GEE Maximization in UAV-Aided Mobile IoT Networks Using Deep Reinforcement Learning

The rapid advancement of Internet of Things (IoT) technology has improved the connectivity of several applications. The recent introduction of mobile IoT devices (IoTDs) has further broadened the scope of conventional IoT networks, resulting in the Internet of Mobile Things (IoMT). However, the IoTDs’ limited data-storage capacity and dynamic mobility is challenging for efficient data collection in resource-constrained IoMT networks. In this work, a deep reinforcement learning (DRL) method is developed to efficiently collect IoTDs’ data using an Unmanned Aerial Vehicle (UAV). The proposed UAV scheduling is designed in the Deep Deterministic Policy Gradient (DDPG) framework, over the Twin Delayed Deep Deterministic Policy Gradient (TD3) approach.
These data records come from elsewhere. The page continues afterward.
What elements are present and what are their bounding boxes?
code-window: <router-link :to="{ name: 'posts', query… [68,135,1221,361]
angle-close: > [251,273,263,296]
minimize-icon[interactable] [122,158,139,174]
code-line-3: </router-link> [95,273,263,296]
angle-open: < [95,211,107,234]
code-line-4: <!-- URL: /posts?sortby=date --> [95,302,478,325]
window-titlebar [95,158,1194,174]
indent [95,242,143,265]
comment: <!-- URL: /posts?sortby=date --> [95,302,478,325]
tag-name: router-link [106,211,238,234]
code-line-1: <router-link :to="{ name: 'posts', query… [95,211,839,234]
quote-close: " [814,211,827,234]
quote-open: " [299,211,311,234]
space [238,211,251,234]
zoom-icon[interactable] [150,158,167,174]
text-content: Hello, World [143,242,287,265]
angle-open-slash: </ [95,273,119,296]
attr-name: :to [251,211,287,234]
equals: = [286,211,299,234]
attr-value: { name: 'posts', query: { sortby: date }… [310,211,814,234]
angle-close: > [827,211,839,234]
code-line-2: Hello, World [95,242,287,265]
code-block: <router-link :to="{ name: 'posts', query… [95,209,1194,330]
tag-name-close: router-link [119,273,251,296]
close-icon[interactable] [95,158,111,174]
The DRL agent (UAV) learns data collection policies by adapting to different IoMT network uncertainties, such as IoTD data-storage levels, mobility patterns, and data transfer constraints. Simulation results indicate the superiority of the proposed TD3-based UAV scheduling method over other DRL approaches in UAV-IoTD data collection and continuing network functionality. They motivate using the proposed method in designing reliable and autonomous IoMT networks.